Harkin partnered with Governor Chet Culver and was successful in ensuring that the Vinton facility would dedicate half of the first year of teams and resources to helping Iowa and the Midwest recover and rebuild after the historic flooding. Harkin and Culver explained in a letter that the AmeriCorps members assisted Iowa communities from the beginning and the teams’ skills and resources will be important to Iowa’s long recovery process.
David Eisner, Chief Executive Officer of the Corporation for National and Community Service and Merlene Mazyck, Executive Director of the Vinton facility also participated in the event.
“I look out at all these energetic, idealistic, talented young people, and I just want to say this. You couldn’t have come to Iowa at a more urgent time,” said Harkin. “We’ve had tornadoes, relentless downpours, floods of biblical proportions. About the only thing we haven’t had is a plague of locusts. The good news is that Iowans are a resilient people. We have seen nature at its worst, but we have also seen people at their very best – pitching in to help neighbors and strangers alike.
“As I learned in the Navy, there are two responses to a disaster. It’s either ‘every man for himself, abandon ship,’ or it’s ‘all hands on deck, save the ship.’ Well, Iowans are an ‘all hands on deck’ kind of people and we are very grateful to have all these new NCCC members on deck with us to help out.” NCCC members serve in 10 – 12 person teams for ten months.
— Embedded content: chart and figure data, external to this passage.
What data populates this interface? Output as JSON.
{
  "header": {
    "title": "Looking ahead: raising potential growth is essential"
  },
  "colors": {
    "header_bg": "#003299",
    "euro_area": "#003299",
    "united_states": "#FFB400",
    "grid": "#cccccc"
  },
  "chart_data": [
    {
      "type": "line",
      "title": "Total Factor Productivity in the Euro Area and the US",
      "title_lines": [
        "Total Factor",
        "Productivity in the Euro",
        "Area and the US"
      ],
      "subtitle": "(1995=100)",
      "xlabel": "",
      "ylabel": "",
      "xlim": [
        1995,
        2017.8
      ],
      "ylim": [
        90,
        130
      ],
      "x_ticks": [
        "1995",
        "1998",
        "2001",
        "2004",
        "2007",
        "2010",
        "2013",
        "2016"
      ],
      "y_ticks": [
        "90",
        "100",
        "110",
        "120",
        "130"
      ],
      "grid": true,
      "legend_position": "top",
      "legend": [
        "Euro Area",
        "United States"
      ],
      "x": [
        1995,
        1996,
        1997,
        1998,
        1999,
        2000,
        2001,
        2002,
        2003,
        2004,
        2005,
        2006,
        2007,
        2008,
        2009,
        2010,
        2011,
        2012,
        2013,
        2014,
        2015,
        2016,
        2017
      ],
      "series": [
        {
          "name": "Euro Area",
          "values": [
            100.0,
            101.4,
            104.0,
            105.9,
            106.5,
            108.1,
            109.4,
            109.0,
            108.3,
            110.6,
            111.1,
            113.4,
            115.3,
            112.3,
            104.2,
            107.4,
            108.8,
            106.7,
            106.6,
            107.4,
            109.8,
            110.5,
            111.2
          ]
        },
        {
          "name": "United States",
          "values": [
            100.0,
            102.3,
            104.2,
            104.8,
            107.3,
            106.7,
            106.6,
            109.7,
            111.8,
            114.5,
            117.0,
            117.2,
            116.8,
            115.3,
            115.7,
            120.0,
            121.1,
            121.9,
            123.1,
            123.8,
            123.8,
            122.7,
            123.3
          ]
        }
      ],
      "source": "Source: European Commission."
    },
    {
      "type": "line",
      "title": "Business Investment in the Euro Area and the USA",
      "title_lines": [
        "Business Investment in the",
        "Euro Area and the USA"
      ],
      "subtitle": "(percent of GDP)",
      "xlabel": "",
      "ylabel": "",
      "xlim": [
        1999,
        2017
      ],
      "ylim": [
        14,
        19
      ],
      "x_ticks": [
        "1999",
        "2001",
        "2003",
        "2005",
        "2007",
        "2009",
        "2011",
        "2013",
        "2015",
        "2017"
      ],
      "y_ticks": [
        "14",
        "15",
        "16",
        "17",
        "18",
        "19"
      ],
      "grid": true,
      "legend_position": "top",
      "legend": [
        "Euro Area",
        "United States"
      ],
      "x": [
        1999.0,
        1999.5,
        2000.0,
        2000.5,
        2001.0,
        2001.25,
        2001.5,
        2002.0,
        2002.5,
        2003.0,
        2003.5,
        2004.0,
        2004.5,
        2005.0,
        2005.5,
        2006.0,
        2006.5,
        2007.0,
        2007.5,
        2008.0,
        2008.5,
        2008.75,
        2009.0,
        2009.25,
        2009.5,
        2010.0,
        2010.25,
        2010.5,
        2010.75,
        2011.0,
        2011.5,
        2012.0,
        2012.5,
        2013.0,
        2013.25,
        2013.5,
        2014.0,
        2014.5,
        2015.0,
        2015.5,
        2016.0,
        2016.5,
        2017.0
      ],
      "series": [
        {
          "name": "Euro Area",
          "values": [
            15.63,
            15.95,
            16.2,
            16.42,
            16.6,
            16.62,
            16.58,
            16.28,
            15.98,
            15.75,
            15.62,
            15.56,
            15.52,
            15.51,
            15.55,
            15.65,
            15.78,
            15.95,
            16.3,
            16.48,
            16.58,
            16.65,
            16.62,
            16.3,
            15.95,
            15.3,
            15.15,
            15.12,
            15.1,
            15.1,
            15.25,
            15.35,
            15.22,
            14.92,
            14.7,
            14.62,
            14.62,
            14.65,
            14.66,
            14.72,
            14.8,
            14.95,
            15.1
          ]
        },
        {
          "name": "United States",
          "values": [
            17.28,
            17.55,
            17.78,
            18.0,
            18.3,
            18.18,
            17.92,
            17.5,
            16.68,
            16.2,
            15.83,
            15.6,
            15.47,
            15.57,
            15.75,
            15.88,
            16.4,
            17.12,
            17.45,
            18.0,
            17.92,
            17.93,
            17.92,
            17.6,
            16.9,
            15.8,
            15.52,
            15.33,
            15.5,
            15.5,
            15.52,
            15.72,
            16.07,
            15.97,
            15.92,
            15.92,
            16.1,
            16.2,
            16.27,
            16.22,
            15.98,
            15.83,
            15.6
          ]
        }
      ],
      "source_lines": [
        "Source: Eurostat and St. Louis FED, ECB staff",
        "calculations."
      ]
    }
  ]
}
They are trained in CPR, first aid, public safety, and other skills before beginning their first service project. The volunteer teams undertake a variety of community projects, including building and rehabilitating low-income housing, responding to natural disasters, tutoring students, cleaning up waterways, and helping communities develop emergency plans. Service projects typically last from six to eight weeks.
After their service, NCCC members receive an education award worth $4,725, which can be used as a scholarship or loan repayment. Harkin included a provision in an appropriations bill making it possible for AmeriCorps service members to serve an additional six months if they are assisting a community after a disaster.
Harkin added, “I can’t imagine a better way to build a life that you can be proud of. When I heard about your very modest living allowance – roughly $13 a day – I was reminded of the job my father got at the height of the Great Depression with the Works Progress Administration, the WPA – which, you might say, was a spiritual forerunner of the NCCC. My father’s pay from the WPA was $4.40 a month.
“The WPA was a New Deal program created by President Franklin Roosevelt. It gave jobs to the unemployed, including my father. WPA workers built roads and public buildings. They fed children and distributed food and clothing. Typically, the workers lived and ate together in teams at the worksites. But the WPA did more than build things and distribute food and clothing. That program gave people hope when they desperately needed it. It gave hope to people who had been unemployed, in many cases for years.
“And it gave hope to people in communities here in Iowa and all across America, who saw WPA workers building useful and beautiful things, bringing new life into communities that had been left out or left behind.
“So I have a simple message to our new NCCC members: Over the coming 10 months, never underestimate the importance of the work you are doing.”